Kongre süreciyle ilgili açıklamalarda bulunan Asbaşkanımız Zeyyat Kafkas, “Kongreye katılım için tüm camiamıza ve delegelerimize teşekkür ederiz. Sevgi, saygı ve hoşgörü içerisinde bir kongre sürecini geride bıraktık. 2585 üyemizin katıldığı genel kurulda yönetim kurulumuza 1581 oy çıktı. Tabii, bir gece önceki Trabzonspor maçının sonucundan dolayı bir tepki var. Neden var olduğunu biliyoruz. Çünkü çok iyi bir Trabzonspor taraftarı olan Sayın Ertuğrul Doğan’ın verdiği tepkiyi ve yaşadığı üzüntüyü gördükten sonra taraftarımızın da bu tepkiyi vermesi normaldir. Ama bir gerçek de var ki, altını çizmek istiyorum; kongrede biliyorsunuz kurullarımızın da seçimi yapıldı. Denetleme Kurulu’na 748 oy verildi, Disiplin Kurulu’na da 750 oy verildi. Onlar da bir hayli düşük oy aldı. Dolayısıyla sicil kurulundaki beş adaylı kongrede, tamamen oraya konsantre olarak insanların gelip sicil kuruluna tam oy vermeleri bunu açıklıyor. Tepki var mıydı; derseniz, tabii ki vardı. Sayın Başkanımızın tepkisi ortada. O da bir taraftar, o da bir kulüp başkanı. Hepimizin bu yaşananlara bir tepkisi, bir üzüntüsü var. Bu da gayet doğal. Gereken dersleri ve mesajları alıyoruz” diye konuştu.
“Özellikle 5 maçımızda çok ciddi hakem hatalarına maruz kaldık”

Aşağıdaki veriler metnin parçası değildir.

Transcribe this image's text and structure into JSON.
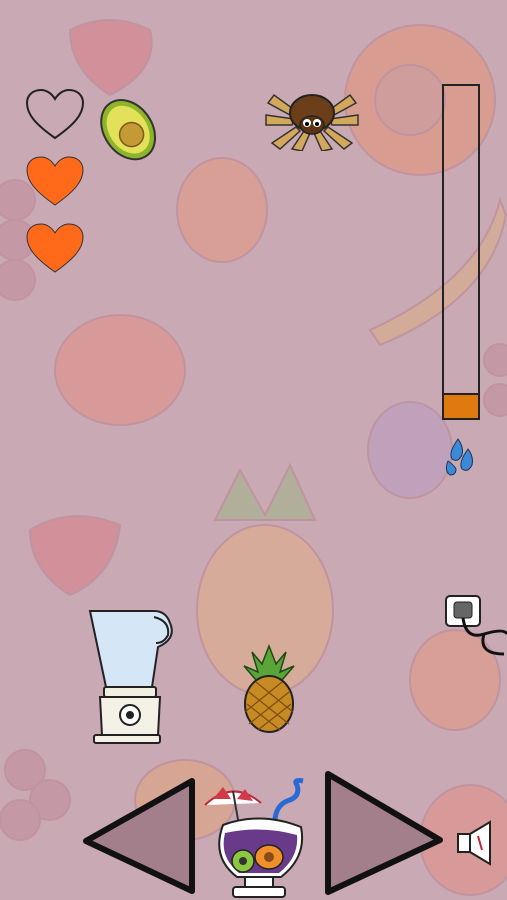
{
  "game": {
    "lives": {
      "max": 3,
      "remaining": 2
    },
    "blend_level": 0.07,
    "falling_items": [
      "avocado-icon",
      "spider-icon",
      "pineapple-icon"
    ],
    "colors": {
      "background": "#c9a9b3",
      "heart_full": "#ff6a1a",
      "meter_fill": "#df7a10",
      "arrow_fill": "#a27f8a"
    }
  },
  "controls": {
    "left": "chevron-left-icon",
    "right": "chevron-right-icon",
    "sound": "speaker-icon"
  }
}
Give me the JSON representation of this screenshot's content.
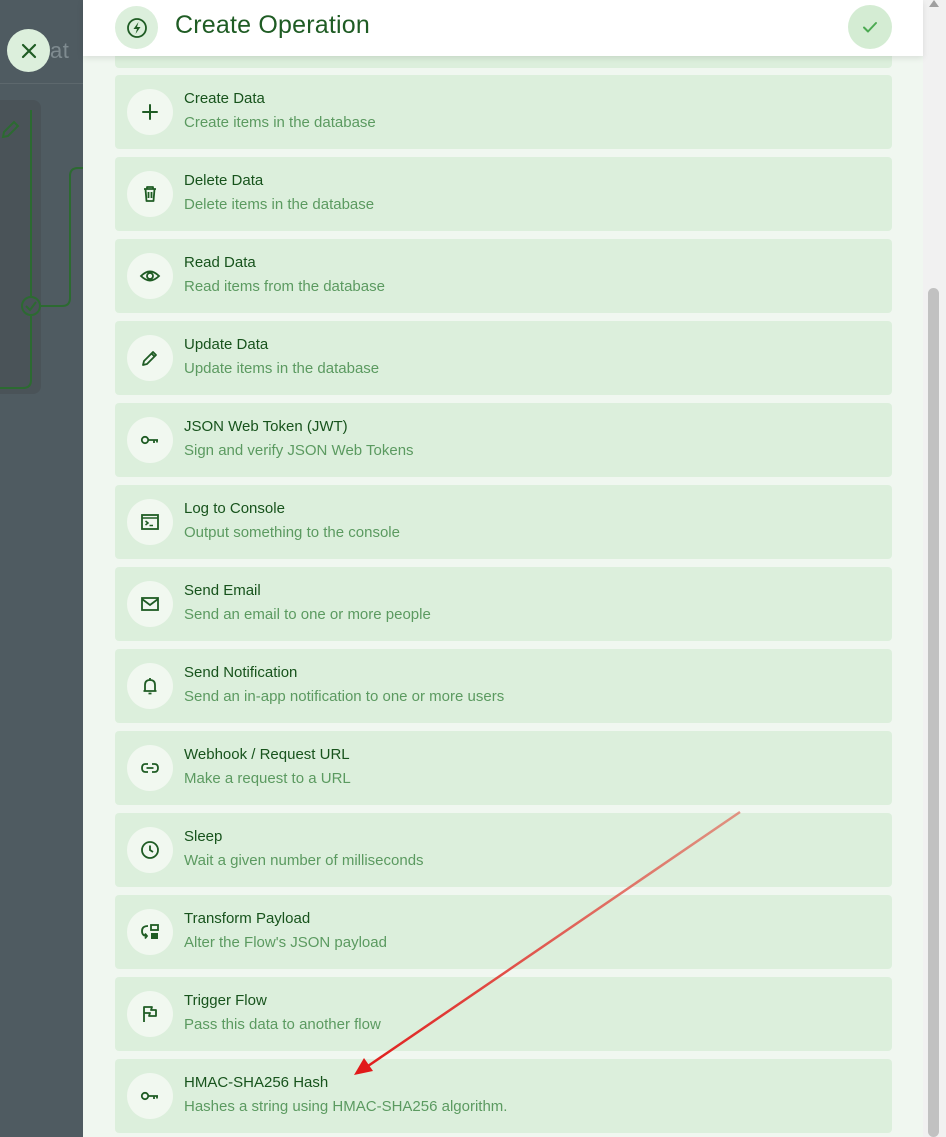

Hakem hataları ile ilgili de değerlendirmelerde bulunan Kafkas açıklamalarını şöyle sürdürdü:
“Bu sene ligde bir orta oyunu oynanıyor. Burada sanki roller biçilmiş. Belli takımlar üzerine ciddi şekilde gidiliyor. Biz mevcut federasyona destek veren bir kulübüz. Destek vermemizin birinci nedeni Trabzonsporlu duruşumuzdur. Eski başkanımızın aday olması bizi ziyadesiyle memnun etmiştir. Biz de kendisine sonsuz destek verdik. Kendisi de her konuşmasında Başkanımız Ertuğrul Doğan’a minnetlerini dile getirmiştir. Ama ortada bir gerçek var. Özellikle 5 maçımızda çok ciddi hakem hatalarına maruz kaldık. Bu hataların bir bedeli olmalıdır. Biz Sayın Hacıosmanoğlu’nu seviyoruz, ama Trabzonspor’u daha çok seviyoruz. Dolayısıyla Trabzonspor’un hakkının yendiği yerde ne Sayın Hacıosmanoğlu’nun ne de bir başkasının durumu, pozisyonu bizi ilgilendirmez. Biz Trabzonspor’u tercih ediyoruz. Burada nöbetçiyiz. Biz Trabzon şehrini ve tüm dünyadaki Trabzonspor taraftarını temsil ediyoruz. Dolayısıyla hakkımızın yendiği her yerde sesimizi en yüksek şekilde çıkarmak bizim en doğal hakkımızdır. Sayın Hacıosmanoğlu’ndan beklentimiz buna bir reaksiyon göstermesi ve sorumluları ortaya çıkarmasıdır. Bir başka taraftan da kendisine bir operasyon yapıldığı söylentileri var. Olabilir; o zaman müdahale edeceksiniz. Müdahale etmesi gereken ve burada kalemi kırması gereken kişi Sayın Hacıosmanoğlu’dur. Bizim beklentimiz bu yöndedir. Kendisine olan inancımız devam etmektedir. Ama bunun çok sürmeyeceğini de ifade etmek istiyorum. Çünkü kendisinden bir reaksiyon bekliyoruz.”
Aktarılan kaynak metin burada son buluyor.